The Faculty of Humanities at the University of Pretoria (UP) conferred honorary doctorates (honoris causa) in Literature on author Dr Abraham de Vries, playwright Athol Fugard, and public intellectual Aziz Pahad. The virtual autumn graduation ceremony took place on 30 April 2021.
UP Vice-Chancellor and Principal Professor Tawana Kupe said he is elated that the Faculty is able to honour some of the country’s most creative and influential public intellectuals. “All the individuals who are having honorary degrees conferred on them espouse values that we hold dear as an institution; chief among those is employing your skills for the betterment and development of society. Congratulations to them all, and a hearty welcome to the UP family.”
Dramatist Harold Athol Lanigan Fugard is considered to be one of the world’s foremost living dramatists. Throughout his career, he has made a contribution of immeasurable importance to South African drama, literature and cultural life. His work is remarkable for its explicit focus on South Africa and on the lives of marginalised South African individuals and communities. In plays like Blood-Knot (1961), Boesman and Lena (1969), Sizwe Bansi is Dead (1972) and The Island (1973), Fugard gives full humanity to characters usually pushed to the periphery of society and discriminated against.
“The Department of English extends its warmest congratulations to Athol Fugard on being awarded an honorary degree by the University of Pretoria,” said Prof David Medalie and Prof Molly Brown, Head of Department. “He is one of the world’s greatest living dramatists and has been a powerful chronicler, for more than six decades, of a wide range of South African experiences.”
“Fugard’s contribution is of inestimable importance to South African drama, literature and cultural life, and indeed to that of the entire English-speaking world,” added Prof Vasu Reddy, Dean of the Faculty of Humanities. “His writing shows the influence of global philosophical traditions such as existentialism, but his penetrating explorations of wider issues of identity and meaning are always firmly rooted in the local. There is little doubt that Fugard’s standing is not just local, but global. Indeed, he stands tall among the greatest playwrights of the 20th century.”
Aziz Pahad is one of the country’s most well-known public intellectuals, and is internationally known and recognised for his contributions to local and international peace, security, justice and international solidarity. Pahad’s career and contributions span more than six decades, starting as a young political activist in the anti-apartheid struggle and forced into exile in the early 1960s, culminating in his appointment in 1994 as Deputy Minister of Foreign Affairs in the first democratically elected South African government.
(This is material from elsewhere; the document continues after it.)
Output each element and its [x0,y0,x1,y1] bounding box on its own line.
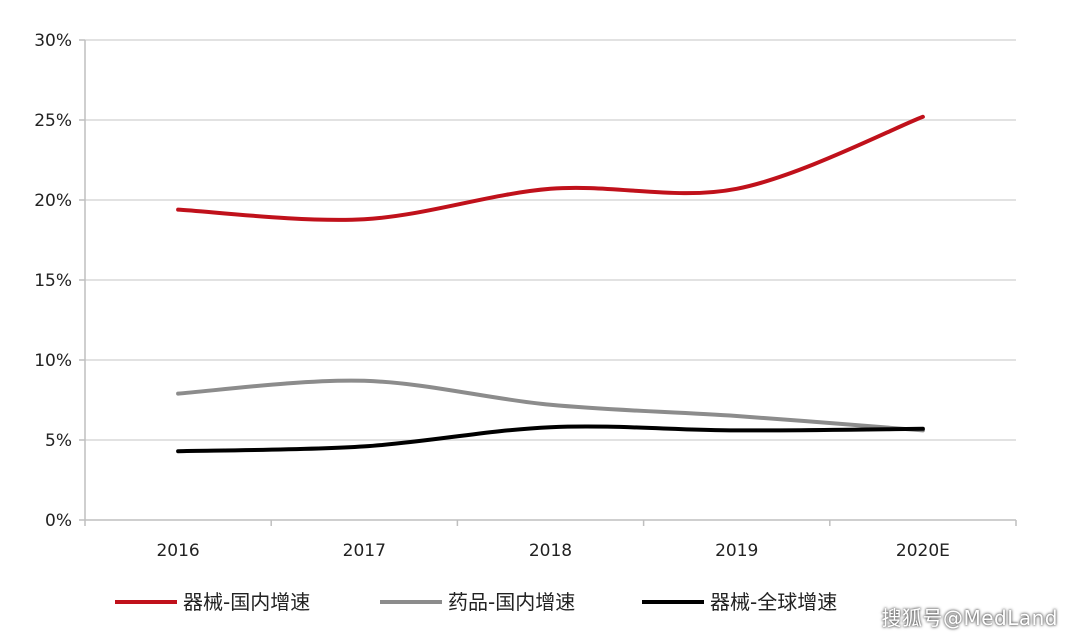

“Beyond his role as an astute intellectual, Pahad’s contributions and approach to diplomacy bring strong moral convictions, careful judgement and, above all, a quiet, influential determination in the search for solutions to South Africa’s challenges,” said Prof Maxi Schoeman of UP’s Department of Political Sciences. “He also stands out as a dedicated humanitarian and humanist who unfailingly believes in the power of dialogue. Honouring him in this way recognises the huge role Pahad has played in promoting peace, democracy and human rights at home and abroad.”
“Throughout his life, Pahad’s ideas and actions have been dedicated and aligned to the core values and principles of building a better South Africa, a better Africa, and a better world, thereby contributing to the ideals and practice of promoting global South and international cooperation towards strengthening the ideals of global, responsible citizenship,” added Prof Reddy. “This honorary doctorate is long overdue, and as a formidable thinker and leader, Pahad is most deserving of it.”
For more than 60 years, author Dr Abraham de Vries has made a significant contribution to South African literature. His short stories have challenged existing norms and introduced innovative narrative strategies. De Vries was an outspoken anti-apartheid and anti-censorship critic, and registered his opposition in demonstrative ways. As an Afrikaans writer, he has cherished the broadening of the scope of his language in a multilingual environment.
Prof Willie Burger, Head of the Department of Afrikaans, described De Vries’ work as truly South African. “Abraham de Vries is a writer from the Karoo, and his work captures so much of that part of the country, its history and its people. In spite of many traces of international modernism and postmodernism in his work, his rootedness in the Karoo makes his work truly South African, and focuses on the results of contact between people and thought, and on relationships, rather than on ideology or dogma.”
“Braam de Vries stands firm as one of the leading exponents of the short story in Afrikaans literature; this is aligned with his commitment to social and political liberty, and his conscientious commitment to Afrikaans as an encompassing symbol for all its speakers,” added Prof Reddy. “This makes him a worthy recipient of the honoris causa.”